Jack Burton, e il sapore amaro della sconfitta.
E’ passata una settimana da quel maledetto match esterno che ha sancito la fine della stagione della Serie C femminile grottese. “Maledetto” in senso letterale, perché in quel di Amandola sabato scorso è calata una maledizione che, ad una squadra che aveva già dato in termini di sfortuna, ha tolto anche il punto di riferimento principale, ovvero la regista Anna Patrassi, ko durante il secondo set (poi comunque portato a casa con la giovane Amorosi a rilevarne egregiamente la pesante eredità) per un guaio muscolare.
Non è bastata dunque una settimana per sbollire la rabbia, pur senza nulla togliere alle meritevolissime avversarie.
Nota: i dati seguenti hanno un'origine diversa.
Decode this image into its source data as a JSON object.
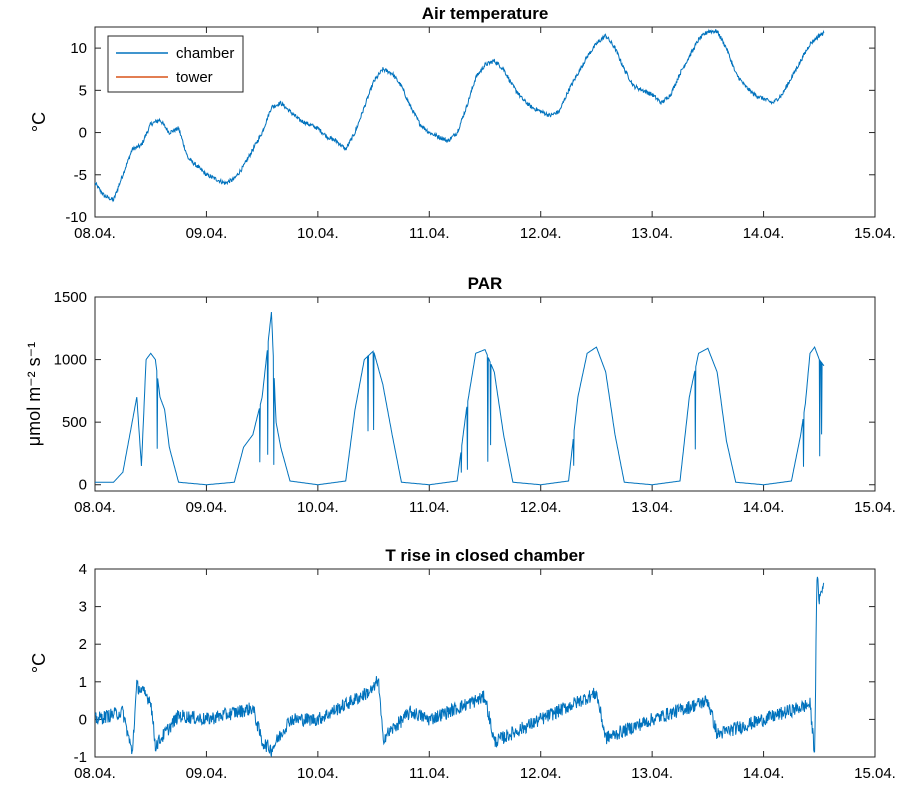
{
  "chart_data": [
    {
      "type": "line",
      "title": "Air temperature",
      "ylabel": "°C",
      "xlabel": "",
      "ylim": [
        -10,
        12.5
      ],
      "xlim": [
        "08.04.",
        "15.04."
      ],
      "x_ticks": [
        "08.04.",
        "09.04.",
        "10.04.",
        "11.04.",
        "12.04.",
        "13.04.",
        "14.04.",
        "15.04."
      ],
      "y_ticks": [
        "-10",
        "-5",
        "0",
        "5",
        "10"
      ],
      "legend": {
        "placement": "top-left",
        "entries": [
          "chamber",
          "tower"
        ]
      },
      "series": [
        {
          "name": "chamber",
          "color": "#0072BD",
          "points": [
            [
              "08.04. 00:00",
              -6.0
            ],
            [
              "08.04. 02:00",
              -7.5
            ],
            [
              "08.04. 04:00",
              -8.0
            ],
            [
              "08.04. 06:00",
              -5.0
            ],
            [
              "08.04. 08:00",
              -2.0
            ],
            [
              "08.04. 10:00",
              -1.5
            ],
            [
              "08.04. 12:00",
              1.0
            ],
            [
              "08.04. 14:00",
              1.5
            ],
            [
              "08.04. 16:00",
              0.0
            ],
            [
              "08.04. 18:00",
              0.5
            ],
            [
              "08.04. 20:00",
              -3.0
            ],
            [
              "08.04. 22:00",
              -4.0
            ],
            [
              "09.04. 00:00",
              -5.0
            ],
            [
              "09.04. 02:00",
              -5.5
            ],
            [
              "09.04. 04:00",
              -6.0
            ],
            [
              "09.04. 06:00",
              -5.5
            ],
            [
              "09.04. 08:00",
              -4.0
            ],
            [
              "09.04. 10:00",
              -2.0
            ],
            [
              "09.04. 12:00",
              0.0
            ],
            [
              "09.04. 14:00",
              3.0
            ],
            [
              "09.04. 16:00",
              3.5
            ],
            [
              "09.04. 18:00",
              2.5
            ],
            [
              "09.04. 20:00",
              1.5
            ],
            [
              "09.04. 22:00",
              1.0
            ],
            [
              "10.04. 00:00",
              0.5
            ],
            [
              "10.04. 02:00",
              -0.5
            ],
            [
              "10.04. 04:00",
              -1.0
            ],
            [
              "10.04. 06:00",
              -2.0
            ],
            [
              "10.04. 08:00",
              0.0
            ],
            [
              "10.04. 10:00",
              3.0
            ],
            [
              "10.04. 12:00",
              6.0
            ],
            [
              "10.04. 14:00",
              7.5
            ],
            [
              "10.04. 16:00",
              7.0
            ],
            [
              "10.04. 18:00",
              5.5
            ],
            [
              "10.04. 20:00",
              3.0
            ],
            [
              "10.04. 22:00",
              1.0
            ],
            [
              "11.04. 00:00",
              0.0
            ],
            [
              "11.04. 02:00",
              -0.5
            ],
            [
              "11.04. 04:00",
              -1.0
            ],
            [
              "11.04. 06:00",
              0.0
            ],
            [
              "11.04. 08:00",
              3.0
            ],
            [
              "11.04. 10:00",
              6.5
            ],
            [
              "11.04. 12:00",
              8.0
            ],
            [
              "11.04. 14:00",
              8.5
            ],
            [
              "11.04. 16:00",
              7.5
            ],
            [
              "11.04. 18:00",
              5.5
            ],
            [
              "11.04. 20:00",
              4.0
            ],
            [
              "11.04. 22:00",
              3.0
            ],
            [
              "12.04. 00:00",
              2.5
            ],
            [
              "12.04. 02:00",
              2.0
            ],
            [
              "12.04. 04:00",
              2.5
            ],
            [
              "12.04. 06:00",
              5.0
            ],
            [
              "12.04. 08:00",
              7.0
            ],
            [
              "12.04. 10:00",
              9.0
            ],
            [
              "12.04. 12:00",
              10.5
            ],
            [
              "12.04. 14:00",
              11.5
            ],
            [
              "12.04. 16:00",
              10.0
            ],
            [
              "12.04. 18:00",
              7.5
            ],
            [
              "12.04. 20:00",
              5.5
            ],
            [
              "12.04. 22:00",
              5.0
            ],
            [
              "13.04. 00:00",
              4.5
            ],
            [
              "13.04. 02:00",
              3.5
            ],
            [
              "13.04. 04:00",
              4.5
            ],
            [
              "13.04. 06:00",
              7.0
            ],
            [
              "13.04. 08:00",
              9.0
            ],
            [
              "13.04. 10:00",
              11.0
            ],
            [
              "13.04. 12:00",
              12.0
            ],
            [
              "13.04. 14:00",
              12.0
            ],
            [
              "13.04. 16:00",
              10.0
            ],
            [
              "13.04. 18:00",
              7.0
            ],
            [
              "13.04. 20:00",
              5.5
            ],
            [
              "13.04. 22:00",
              4.5
            ],
            [
              "14.04. 00:00",
              4.0
            ],
            [
              "14.04. 02:00",
              3.5
            ],
            [
              "14.04. 04:00",
              4.5
            ],
            [
              "14.04. 06:00",
              6.5
            ],
            [
              "14.04. 08:00",
              8.5
            ],
            [
              "14.04. 10:00",
              10.5
            ],
            [
              "14.04. 12:00",
              11.5
            ],
            [
              "14.04. 13:00",
              11.8
            ]
          ]
        },
        {
          "name": "tower",
          "color": "#D95319",
          "points": []
        }
      ]
    },
    {
      "type": "line",
      "title": "PAR",
      "ylabel": "μmol m⁻² s⁻¹",
      "xlabel": "",
      "ylim": [
        -50,
        1500
      ],
      "xlim": [
        "08.04.",
        "15.04."
      ],
      "x_ticks": [
        "08.04.",
        "09.04.",
        "10.04.",
        "11.04.",
        "12.04.",
        "13.04.",
        "14.04.",
        "15.04."
      ],
      "y_ticks": [
        "0",
        "500",
        "1000",
        "1500"
      ],
      "series": [
        {
          "name": "",
          "color": "#0072BD",
          "points": [
            [
              "08.04. 00:00",
              20
            ],
            [
              "08.04. 04:00",
              20
            ],
            [
              "08.04. 06:00",
              100
            ],
            [
              "08.04. 08:00",
              500
            ],
            [
              "08.04. 09:00",
              700
            ],
            [
              "08.04. 10:00",
              150
            ],
            [
              "08.04. 11:00",
              1000
            ],
            [
              "08.04. 12:00",
              1050
            ],
            [
              "08.04. 13:00",
              1000
            ],
            [
              "08.04. 14:00",
              700
            ],
            [
              "08.04. 15:00",
              600
            ],
            [
              "08.04. 16:00",
              300
            ],
            [
              "08.04. 18:00",
              20
            ],
            [
              "09.04. 00:00",
              0
            ],
            [
              "09.04. 06:00",
              20
            ],
            [
              "09.04. 08:00",
              300
            ],
            [
              "09.04. 10:00",
              400
            ],
            [
              "09.04. 12:00",
              700
            ],
            [
              "09.04. 14:00",
              1380
            ],
            [
              "09.04. 15:00",
              500
            ],
            [
              "09.04. 16:00",
              300
            ],
            [
              "09.04. 18:00",
              30
            ],
            [
              "10.04. 00:00",
              0
            ],
            [
              "10.04. 06:00",
              30
            ],
            [
              "10.04. 08:00",
              600
            ],
            [
              "10.04. 10:00",
              1000
            ],
            [
              "10.04. 12:00",
              1070
            ],
            [
              "10.04. 14:00",
              800
            ],
            [
              "10.04. 16:00",
              400
            ],
            [
              "10.04. 18:00",
              20
            ],
            [
              "11.04. 00:00",
              0
            ],
            [
              "11.04. 06:00",
              30
            ],
            [
              "11.04. 08:00",
              600
            ],
            [
              "11.04. 10:00",
              1050
            ],
            [
              "11.04. 12:00",
              1080
            ],
            [
              "11.04. 14:00",
              900
            ],
            [
              "11.04. 16:00",
              400
            ],
            [
              "11.04. 18:00",
              20
            ],
            [
              "12.04. 00:00",
              0
            ],
            [
              "12.04. 06:00",
              30
            ],
            [
              "12.04. 08:00",
              700
            ],
            [
              "12.04. 10:00",
              1050
            ],
            [
              "12.04. 12:00",
              1100
            ],
            [
              "12.04. 14:00",
              900
            ],
            [
              "12.04. 16:00",
              400
            ],
            [
              "12.04. 18:00",
              20
            ],
            [
              "13.04. 00:00",
              0
            ],
            [
              "13.04. 06:00",
              30
            ],
            [
              "13.04. 08:00",
              700
            ],
            [
              "13.04. 10:00",
              1050
            ],
            [
              "13.04. 12:00",
              1090
            ],
            [
              "13.04. 14:00",
              900
            ],
            [
              "13.04. 16:00",
              350
            ],
            [
              "13.04. 18:00",
              20
            ],
            [
              "14.04. 00:00",
              0
            ],
            [
              "14.04. 06:00",
              30
            ],
            [
              "14.04. 08:00",
              400
            ],
            [
              "14.04. 09:00",
              650
            ],
            [
              "14.04. 10:00",
              1050
            ],
            [
              "14.04. 11:00",
              1100
            ],
            [
              "14.04. 12:00",
              1000
            ],
            [
              "14.04. 13:00",
              950
            ]
          ]
        }
      ]
    },
    {
      "type": "line",
      "title": "T rise in closed chamber",
      "ylabel": "°C",
      "xlabel": "",
      "ylim": [
        -1,
        4
      ],
      "xlim": [
        "08.04.",
        "15.04."
      ],
      "x_ticks": [
        "08.04.",
        "09.04.",
        "10.04.",
        "11.04.",
        "12.04.",
        "13.04.",
        "14.04.",
        "15.04."
      ],
      "y_ticks": [
        "-1",
        "0",
        "1",
        "2",
        "3",
        "4"
      ],
      "series": [
        {
          "name": "",
          "color": "#0072BD",
          "points": [
            [
              "08.04. 00:00",
              0.0
            ],
            [
              "08.04. 06:00",
              0.2
            ],
            [
              "08.04. 08:00",
              -0.9
            ],
            [
              "08.04. 09:00",
              0.9
            ],
            [
              "08.04. 12:00",
              0.5
            ],
            [
              "08.04. 13:00",
              -0.7
            ],
            [
              "08.04. 18:00",
              0.1
            ],
            [
              "09.04. 00:00",
              0.0
            ],
            [
              "09.04. 10:00",
              0.3
            ],
            [
              "09.04. 12:00",
              -0.6
            ],
            [
              "09.04. 14:00",
              -0.8
            ],
            [
              "09.04. 18:00",
              0.0
            ],
            [
              "10.04. 00:00",
              0.0
            ],
            [
              "10.04. 12:00",
              0.8
            ],
            [
              "10.04. 13:00",
              1.1
            ],
            [
              "10.04. 14:00",
              -0.5
            ],
            [
              "10.04. 20:00",
              0.2
            ],
            [
              "11.04. 00:00",
              0.0
            ],
            [
              "11.04. 12:00",
              0.6
            ],
            [
              "11.04. 14:00",
              -0.6
            ],
            [
              "12.04. 00:00",
              0.0
            ],
            [
              "12.04. 12:00",
              0.7
            ],
            [
              "12.04. 14:00",
              -0.5
            ],
            [
              "13.04. 00:00",
              0.0
            ],
            [
              "13.04. 12:00",
              0.5
            ],
            [
              "13.04. 14:00",
              -0.4
            ],
            [
              "14.04. 00:00",
              0.0
            ],
            [
              "14.04. 10:00",
              0.4
            ],
            [
              "14.04. 11:00",
              -0.9
            ],
            [
              "14.04. 11:30",
              3.8
            ],
            [
              "14.04. 12:00",
              3.2
            ],
            [
              "14.04. 13:00",
              3.6
            ]
          ]
        }
      ]
    }
  ]
}
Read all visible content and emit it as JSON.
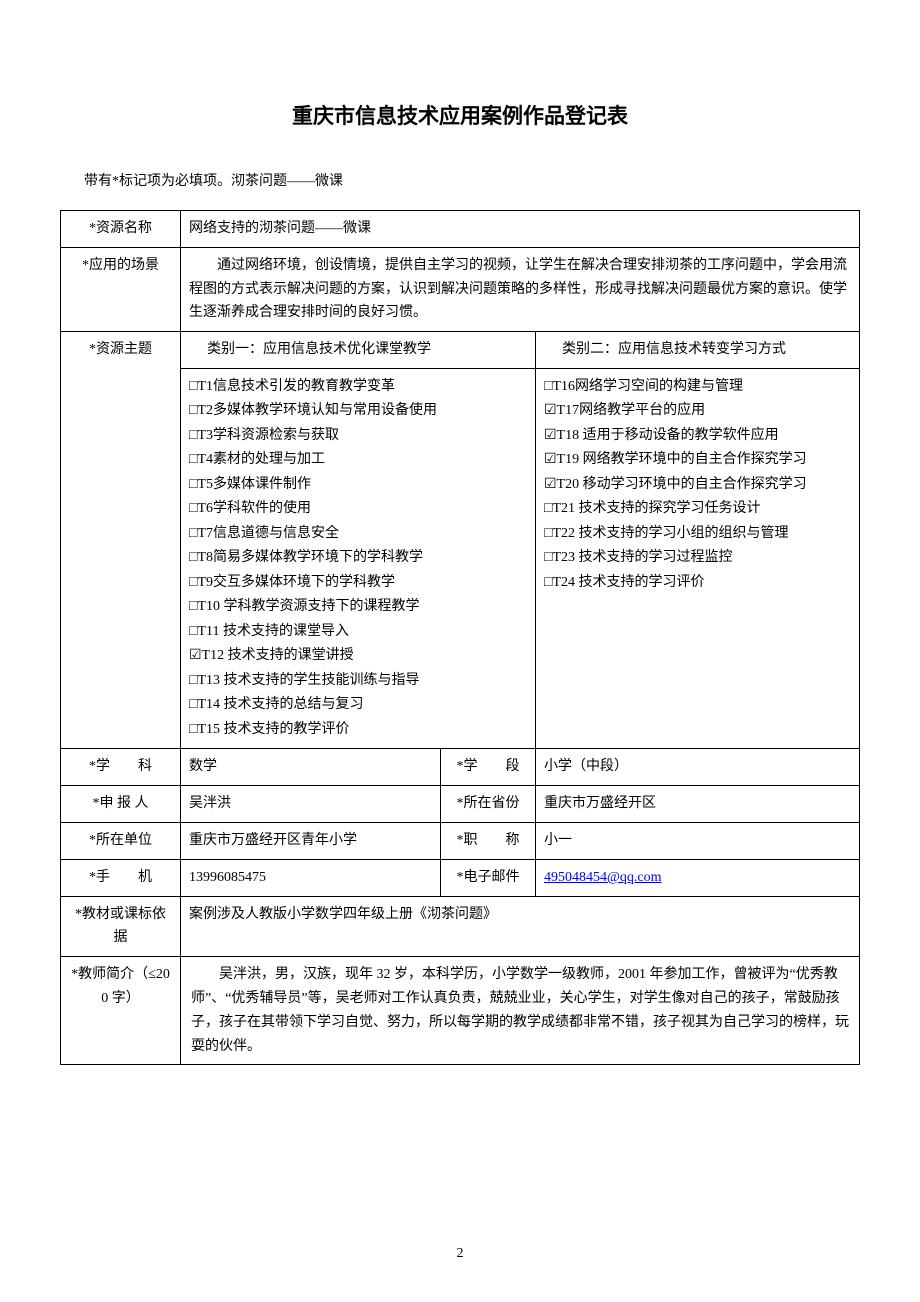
{
  "document": {
    "title": "重庆市信息技术应用案例作品登记表",
    "note": "带有*标记项为必填项。沏茶问题——微课",
    "page_number": "2"
  },
  "rows": {
    "resource_name": {
      "label": "*资源名称",
      "value": "网络支持的沏茶问题——微课"
    },
    "scenario": {
      "label": "*应用的场景",
      "value": "通过网络环境，创设情境，提供自主学习的视频，让学生在解决合理安排沏茶的工序问题中，学会用流程图的方式表示解决问题的方案，认识到解决问题策略的多样性，形成寻找解决问题最优方案的意识。使学生逐渐养成合理安排时间的良好习惯。"
    },
    "theme": {
      "label": "*资源主题",
      "cat1_header": "类别一：应用信息技术优化课堂教学",
      "cat2_header": "类别二：应用信息技术转变学习方式",
      "cat1_items": [
        "□T1信息技术引发的教育教学变革",
        "□T2多媒体教学环境认知与常用设备使用",
        "□T3学科资源检索与获取",
        "□T4素材的处理与加工",
        "□T5多媒体课件制作",
        "□T6学科软件的使用",
        "□T7信息道德与信息安全",
        "□T8简易多媒体教学环境下的学科教学",
        "□T9交互多媒体环境下的学科教学",
        "□T10 学科教学资源支持下的课程教学",
        "□T11 技术支持的课堂导入",
        "☑T12 技术支持的课堂讲授",
        "□T13 技术支持的学生技能训练与指导",
        "□T14 技术支持的总结与复习",
        "□T15 技术支持的教学评价"
      ],
      "cat2_items": [
        "□T16网络学习空间的构建与管理",
        "☑T17网络教学平台的应用",
        "☑T18 适用于移动设备的教学软件应用",
        "☑T19 网络教学环境中的自主合作探究学习",
        "☑T20 移动学习环境中的自主合作探究学习",
        "□T21 技术支持的探究学习任务设计",
        "□T22 技术支持的学习小组的组织与管理",
        "□T23 技术支持的学习过程监控",
        "□T24 技术支持的学习评价"
      ]
    },
    "subject": {
      "label": "*学　　科",
      "value": "数学",
      "label2": "*学　　段",
      "value2": "小学（中段）"
    },
    "applicant": {
      "label": "*申 报 人",
      "value": "吴泮洪",
      "label2": "*所在省份",
      "value2": "重庆市万盛经开区"
    },
    "unit": {
      "label": "*所在单位",
      "value": "重庆市万盛经开区青年小学",
      "label2": "*职　　称",
      "value2": "小一"
    },
    "phone": {
      "label": "*手　　机",
      "value": "13996085475",
      "label2": "*电子邮件",
      "value2": "495048454@qq.com"
    },
    "textbook": {
      "label": "*教材或课标依据",
      "value": "案例涉及人教版小学数学四年级上册《沏茶问题》"
    },
    "bio": {
      "label": "*教师简介（≤200 字）",
      "value": "吴泮洪，男，汉族，现年 32 岁，本科学历，小学数学一级教师，2001 年参加工作，曾被评为“优秀教师”、“优秀辅导员”等，吴老师对工作认真负责，兢兢业业，关心学生，对学生像对自己的孩子，常鼓励孩子，孩子在其带领下学习自觉、努力，所以每学期的教学成绩都非常不错，孩子视其为自己学习的榜样，玩耍的伙伴。"
    }
  }
}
Il commento finale della stagione, però, stavolta lo lascio a chi la squadra l’ha seguita sempre durante la stagione, ovvero la “penna” sagace ed eccellente di Fabio Verducci: nessuno meglio di lui può “fotografarne” meglio andamento ed epilogo.
Un racconto che può essere racchiuso interamente proprio in una foto, che ritrae Anna sorretta dalle compagne al momento del saluto finale; proprio lei che sino a quel momento aveva guidato le altre prendendole per mano.
Ripartiamo da questa foto. Buona lettura!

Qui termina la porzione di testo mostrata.